To-day The Onion is running the same headline it usually runs when there's a mass shooting: "‘No Way To Prevent This,’ Says Only Nation Where This Regularly Happens". The irony is sad and seemingly impossible to ignore and yet, as The Onion continues to run the headline, obviously it continues to be ignored again and again. Is it merely the machinery of bureaucracy and greed, is it the absurd grip of a childish dream, or is it some perfect combination of the two? How did this supposedly most pragmatic nation become the most deeply deluded?
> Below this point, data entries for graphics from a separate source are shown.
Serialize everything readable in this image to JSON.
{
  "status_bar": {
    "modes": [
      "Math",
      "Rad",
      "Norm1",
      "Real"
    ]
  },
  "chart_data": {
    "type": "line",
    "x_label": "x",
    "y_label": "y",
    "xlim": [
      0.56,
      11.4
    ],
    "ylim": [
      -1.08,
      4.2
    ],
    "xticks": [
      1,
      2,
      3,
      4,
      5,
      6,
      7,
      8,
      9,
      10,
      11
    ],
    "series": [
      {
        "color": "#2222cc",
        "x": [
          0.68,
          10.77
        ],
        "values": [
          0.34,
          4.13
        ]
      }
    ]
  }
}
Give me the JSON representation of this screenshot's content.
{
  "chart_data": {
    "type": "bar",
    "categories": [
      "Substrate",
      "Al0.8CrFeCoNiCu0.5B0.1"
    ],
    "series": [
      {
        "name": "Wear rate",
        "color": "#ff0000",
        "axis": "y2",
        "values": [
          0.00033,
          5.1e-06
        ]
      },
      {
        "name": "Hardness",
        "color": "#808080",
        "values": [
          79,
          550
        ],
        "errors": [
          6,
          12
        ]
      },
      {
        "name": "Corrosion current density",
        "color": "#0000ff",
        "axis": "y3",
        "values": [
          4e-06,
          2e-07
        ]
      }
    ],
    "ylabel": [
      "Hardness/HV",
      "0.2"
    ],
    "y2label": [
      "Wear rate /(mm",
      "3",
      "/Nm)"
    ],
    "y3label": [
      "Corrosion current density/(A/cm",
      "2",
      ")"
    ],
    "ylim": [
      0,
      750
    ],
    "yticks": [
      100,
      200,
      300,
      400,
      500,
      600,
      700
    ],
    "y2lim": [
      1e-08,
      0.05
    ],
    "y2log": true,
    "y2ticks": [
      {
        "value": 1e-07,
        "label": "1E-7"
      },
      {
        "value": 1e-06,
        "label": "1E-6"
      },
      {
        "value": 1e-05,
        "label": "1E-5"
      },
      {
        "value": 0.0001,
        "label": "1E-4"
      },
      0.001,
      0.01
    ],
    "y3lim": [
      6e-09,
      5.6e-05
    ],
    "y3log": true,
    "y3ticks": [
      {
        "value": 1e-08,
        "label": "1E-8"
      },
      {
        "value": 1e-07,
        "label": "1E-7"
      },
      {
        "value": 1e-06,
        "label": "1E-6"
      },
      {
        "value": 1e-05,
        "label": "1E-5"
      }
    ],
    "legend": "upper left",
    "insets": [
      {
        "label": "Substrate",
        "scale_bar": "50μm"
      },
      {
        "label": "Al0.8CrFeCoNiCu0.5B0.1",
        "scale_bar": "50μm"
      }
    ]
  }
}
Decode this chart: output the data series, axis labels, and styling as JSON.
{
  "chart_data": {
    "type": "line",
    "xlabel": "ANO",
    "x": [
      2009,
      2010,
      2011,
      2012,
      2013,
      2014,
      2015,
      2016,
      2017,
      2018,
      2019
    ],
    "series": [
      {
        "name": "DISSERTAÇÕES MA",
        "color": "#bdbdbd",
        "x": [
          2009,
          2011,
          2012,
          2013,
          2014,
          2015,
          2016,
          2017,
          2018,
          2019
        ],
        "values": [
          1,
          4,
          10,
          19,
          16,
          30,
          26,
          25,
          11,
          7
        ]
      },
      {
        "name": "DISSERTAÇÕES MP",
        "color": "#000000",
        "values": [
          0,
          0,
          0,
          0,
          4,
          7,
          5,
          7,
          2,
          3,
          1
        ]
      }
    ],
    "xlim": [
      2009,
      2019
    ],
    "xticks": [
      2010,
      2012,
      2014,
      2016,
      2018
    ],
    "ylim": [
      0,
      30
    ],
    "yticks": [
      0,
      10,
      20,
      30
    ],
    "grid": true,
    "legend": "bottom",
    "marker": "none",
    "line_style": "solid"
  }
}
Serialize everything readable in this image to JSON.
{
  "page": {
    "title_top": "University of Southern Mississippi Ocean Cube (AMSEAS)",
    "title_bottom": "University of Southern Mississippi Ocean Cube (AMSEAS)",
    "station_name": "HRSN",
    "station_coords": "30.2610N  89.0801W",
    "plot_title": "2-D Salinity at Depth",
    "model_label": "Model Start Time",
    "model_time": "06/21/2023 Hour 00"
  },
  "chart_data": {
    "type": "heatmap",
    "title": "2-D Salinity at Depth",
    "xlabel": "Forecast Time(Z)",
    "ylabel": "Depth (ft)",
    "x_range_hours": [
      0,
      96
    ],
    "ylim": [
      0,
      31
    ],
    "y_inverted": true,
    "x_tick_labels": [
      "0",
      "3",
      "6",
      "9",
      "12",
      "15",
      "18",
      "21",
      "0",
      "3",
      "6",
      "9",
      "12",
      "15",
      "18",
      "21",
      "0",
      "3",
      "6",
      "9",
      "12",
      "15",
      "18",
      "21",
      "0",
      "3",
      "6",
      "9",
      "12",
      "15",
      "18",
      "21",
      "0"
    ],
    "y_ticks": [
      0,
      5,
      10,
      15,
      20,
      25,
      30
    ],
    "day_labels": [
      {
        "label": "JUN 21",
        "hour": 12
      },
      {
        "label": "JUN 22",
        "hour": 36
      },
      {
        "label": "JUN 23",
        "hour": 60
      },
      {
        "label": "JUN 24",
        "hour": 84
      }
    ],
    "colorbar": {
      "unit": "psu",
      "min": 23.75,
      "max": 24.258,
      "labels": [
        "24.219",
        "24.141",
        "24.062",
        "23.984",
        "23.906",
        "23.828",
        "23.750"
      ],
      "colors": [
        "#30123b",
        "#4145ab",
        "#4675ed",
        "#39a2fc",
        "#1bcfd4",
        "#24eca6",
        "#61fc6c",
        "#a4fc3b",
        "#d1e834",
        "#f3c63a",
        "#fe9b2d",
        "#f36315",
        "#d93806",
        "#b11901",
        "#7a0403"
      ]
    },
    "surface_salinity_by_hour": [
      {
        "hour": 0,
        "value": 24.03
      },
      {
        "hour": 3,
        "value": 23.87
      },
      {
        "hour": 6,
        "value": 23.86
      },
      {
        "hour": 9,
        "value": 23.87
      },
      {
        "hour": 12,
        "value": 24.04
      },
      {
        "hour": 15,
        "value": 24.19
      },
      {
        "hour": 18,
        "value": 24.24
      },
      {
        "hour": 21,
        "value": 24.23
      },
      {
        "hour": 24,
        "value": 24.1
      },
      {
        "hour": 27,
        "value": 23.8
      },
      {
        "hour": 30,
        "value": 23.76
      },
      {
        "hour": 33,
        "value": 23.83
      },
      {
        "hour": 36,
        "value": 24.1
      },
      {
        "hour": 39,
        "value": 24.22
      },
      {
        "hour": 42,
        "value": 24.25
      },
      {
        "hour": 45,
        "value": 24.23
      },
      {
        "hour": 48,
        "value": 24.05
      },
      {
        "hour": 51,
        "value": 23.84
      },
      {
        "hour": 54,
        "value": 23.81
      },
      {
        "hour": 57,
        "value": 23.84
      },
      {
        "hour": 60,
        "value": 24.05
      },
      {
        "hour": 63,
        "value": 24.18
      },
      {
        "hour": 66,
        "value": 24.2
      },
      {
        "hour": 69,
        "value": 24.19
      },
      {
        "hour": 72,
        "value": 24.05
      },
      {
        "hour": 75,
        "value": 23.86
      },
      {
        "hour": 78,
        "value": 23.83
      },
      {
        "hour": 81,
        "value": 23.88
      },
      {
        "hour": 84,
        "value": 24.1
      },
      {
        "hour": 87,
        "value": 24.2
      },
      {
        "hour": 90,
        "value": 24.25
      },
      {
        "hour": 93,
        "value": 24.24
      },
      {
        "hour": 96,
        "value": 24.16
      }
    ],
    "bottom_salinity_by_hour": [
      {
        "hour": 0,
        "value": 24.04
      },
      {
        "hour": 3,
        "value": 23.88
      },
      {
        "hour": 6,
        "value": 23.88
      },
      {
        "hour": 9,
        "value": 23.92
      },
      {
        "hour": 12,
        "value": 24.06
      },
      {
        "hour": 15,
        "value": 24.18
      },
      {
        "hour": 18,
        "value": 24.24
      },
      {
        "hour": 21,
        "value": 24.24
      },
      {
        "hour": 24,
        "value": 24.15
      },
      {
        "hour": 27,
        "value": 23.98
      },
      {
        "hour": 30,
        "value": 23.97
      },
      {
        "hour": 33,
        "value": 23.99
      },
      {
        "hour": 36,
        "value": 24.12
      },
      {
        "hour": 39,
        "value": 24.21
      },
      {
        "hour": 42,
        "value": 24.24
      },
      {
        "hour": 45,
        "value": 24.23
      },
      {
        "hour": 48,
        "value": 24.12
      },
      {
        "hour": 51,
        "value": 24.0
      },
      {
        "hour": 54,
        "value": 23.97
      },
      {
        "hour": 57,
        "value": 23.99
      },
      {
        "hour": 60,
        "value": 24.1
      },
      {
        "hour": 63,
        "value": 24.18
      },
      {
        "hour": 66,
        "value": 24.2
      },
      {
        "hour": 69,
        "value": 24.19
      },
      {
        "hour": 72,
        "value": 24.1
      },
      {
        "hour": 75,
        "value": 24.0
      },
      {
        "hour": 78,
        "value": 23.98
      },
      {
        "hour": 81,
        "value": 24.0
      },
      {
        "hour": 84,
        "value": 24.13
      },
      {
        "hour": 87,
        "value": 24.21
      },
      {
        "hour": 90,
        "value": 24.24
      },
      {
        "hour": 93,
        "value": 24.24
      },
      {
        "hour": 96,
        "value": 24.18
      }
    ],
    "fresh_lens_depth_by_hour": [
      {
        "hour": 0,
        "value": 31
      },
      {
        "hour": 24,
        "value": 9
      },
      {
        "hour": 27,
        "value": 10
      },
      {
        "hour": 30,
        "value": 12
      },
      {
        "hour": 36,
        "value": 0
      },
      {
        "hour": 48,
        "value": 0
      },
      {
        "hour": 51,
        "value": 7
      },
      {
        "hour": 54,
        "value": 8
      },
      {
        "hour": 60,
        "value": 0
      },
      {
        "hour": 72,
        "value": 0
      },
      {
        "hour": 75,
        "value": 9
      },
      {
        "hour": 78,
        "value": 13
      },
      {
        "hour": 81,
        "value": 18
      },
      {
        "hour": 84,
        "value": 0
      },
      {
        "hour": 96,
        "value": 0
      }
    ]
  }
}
We can say that shootings have gotten worse, much worse, in recent decades. Obviously (yes, it's obvious) stricter gun laws would alleviate part of the problem but there's a deeper problem. The old dream depends on the belief that the average American citizen has the wherewithal to own a gun responsibly--and the majority of gun owners don't go on killing sprees. Yet the typical argument from second amendment supporters, that looser gun laws allow for average citizens to save the day with their own guns, looks horribly naive in the obvious scenario of a sniper firing on a crowd. And even someone who opens fire without any cover is likely to deal too much damage before the fantasy average hero can act. It's a reality that's simply too plain for anyone not to see it so the perpetuation of this dream must rely on other factors, like the aforementioned greed and bureaucracy.
But the deeper problem is that so many people, many of them children, arrive at the decision to kill a lot of people. Even if they were prevented from killing people by stricter gun laws, there's a clear diminishing capacity for people to respect and love their fellow citizens. Adults are losing this and their kids aren't learning it.